Coffey, former PW co-editorial director, has penned a book about baseball, co-edited another about the Irish experience in America (a companion to a PBS series), and published three books of poetry. The Business of Naming Things is his first collection of short stories.

Why is the difficult relationship between fathers and sons a recurring motif in your stories?

This book began as a memoir, with my trying to search for some kind of identity. Having been adopted, this is where my search began. When the issue of who your parents are is ambiguous, it can render unstable one’s gift for parenthood—in my case, fatherhood. Many of these stories deal with fathers and sons, and my experience, of course, is as both. I came to understand that, rather than truth telling with the facts, having the freedom to write these fictional stories allowed me to find my footing and a kind of moral center.

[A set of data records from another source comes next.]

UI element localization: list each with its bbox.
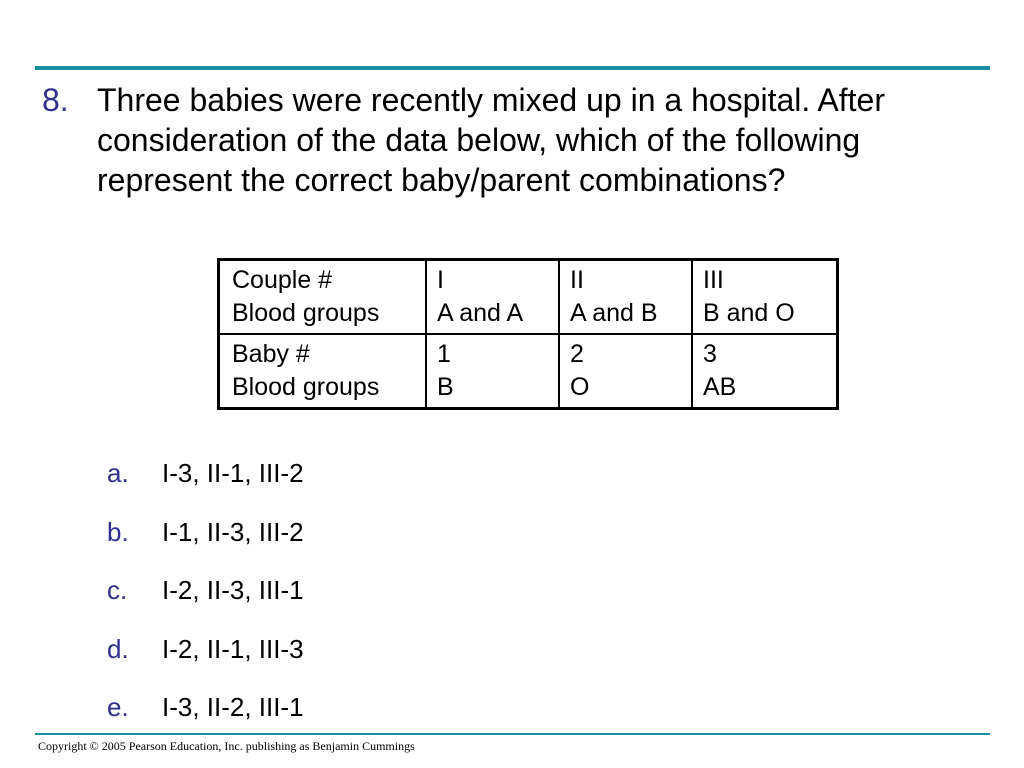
option-text: I-3, II-1, III-2: [162, 458, 304, 488]
answer-option-d[interactable]: [107, 631, 304, 690]
copyright-footer: Copyright © 2005 Pearson Education, Inc. publishing as Benjamin Cummings: [38, 739, 415, 753]
answer-option-c[interactable]: [107, 572, 304, 631]
option-letter: d.: [107, 633, 129, 664]
table-cell: [692, 260, 838, 335]
baby-number: 1: [437, 340, 451, 368]
option-text: I-2, II-1, III-3: [162, 633, 304, 664]
table-cell: [426, 334, 559, 409]
couple-number: II: [570, 266, 584, 294]
couple-blood-groups: A and A: [437, 299, 524, 327]
baby-number: 3: [703, 340, 717, 368]
option-text: I-3, II-2, III-1: [162, 692, 304, 722]
table-cell: [692, 334, 838, 409]
table-row-couples: [219, 260, 838, 335]
couple-blood-groups: A and B: [570, 299, 658, 327]
couple-number: I: [437, 266, 444, 294]
couple-number: III: [703, 266, 724, 294]
couple-blood-groups: B and O: [703, 299, 795, 327]
question-text: Three babies were recently mixed up in a hospital. After consideration of the data below, which of the following represent the correct baby/parent combinations?: [97, 82, 885, 198]
answer-options: [107, 455, 304, 748]
top-divider: [35, 66, 990, 70]
table-cell: [559, 334, 692, 409]
row-header-label: Couple #: [232, 266, 333, 294]
table-cell: [559, 260, 692, 335]
option-letter: a.: [107, 458, 129, 488]
baby-blood-group: B: [437, 373, 454, 401]
table-cell: [219, 334, 427, 409]
baby-blood-group: AB: [703, 373, 737, 401]
option-letter: c.: [107, 575, 128, 605]
table-cell: [426, 260, 559, 335]
answer-option-b[interactable]: [107, 514, 304, 573]
answer-option-a[interactable]: [107, 455, 304, 514]
bottom-divider: [35, 733, 990, 735]
row-header-sublabel: Blood groups: [232, 373, 380, 401]
option-letter: e.: [107, 692, 129, 722]
table-row-babies: [219, 334, 838, 409]
baby-blood-group: O: [570, 373, 590, 401]
option-letter: b.: [107, 516, 129, 547]
option-text: I-2, II-3, III-1: [162, 575, 304, 605]
baby-number: 2: [570, 340, 584, 368]
option-text: I-1, II-3, III-2: [162, 516, 304, 547]
table-cell: [219, 260, 427, 335]
row-header-sublabel: Blood groups: [232, 299, 380, 327]
row-header-label: Baby #: [232, 340, 310, 368]
question-block: [42, 80, 972, 200]
blood-group-table: [217, 258, 839, 410]
question-number: 8.: [42, 82, 69, 118]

How did writing poetry evolve into writing short stories?

When I look back at the poetry, I see earlier stages of searching for a kind of identity through language. In my first book, Elemenopy, I was looking to pay homage to early mentors. It’s quite experimental and apes some of the procedures of those folks who were writing against experience. They were using language not to be confessional or to reflect personal experience, and that gave me license to produce text that was interesting but that didn’t have anything to do with my life. My second book, 87 North, was a way to connect to where I grew up in upstate New York. I had lost my adoptive parents then, and I was trying to conserve their experience, our experience together. The following book, CMYK, was very much about doing with language what the visual arts were doing aesthetically with their materials: not necessarily telling a story, but working more abstractly. When I found out who my birth parents were in 2006, I didn’t write any more poetry. I was interested in story—what was my story? So the poetry prepared me for what I’m doing now.

What would you like readers to get from your book?

I’d like to give them an example of the things you can find out about yourself in literature or in language—one more vote for fiction as a way of knowing yourself.

And, finally, can you talk about what your life is like after 26 years at PW?

I’m trying to settle into a new way of being. I was worried that not having the structure of getting out this weekly magazine 52 weeks a year would leave me a little adrift, but I’m finding that the demands of life in general are such that you have to remain busy or else things will overwhelm you.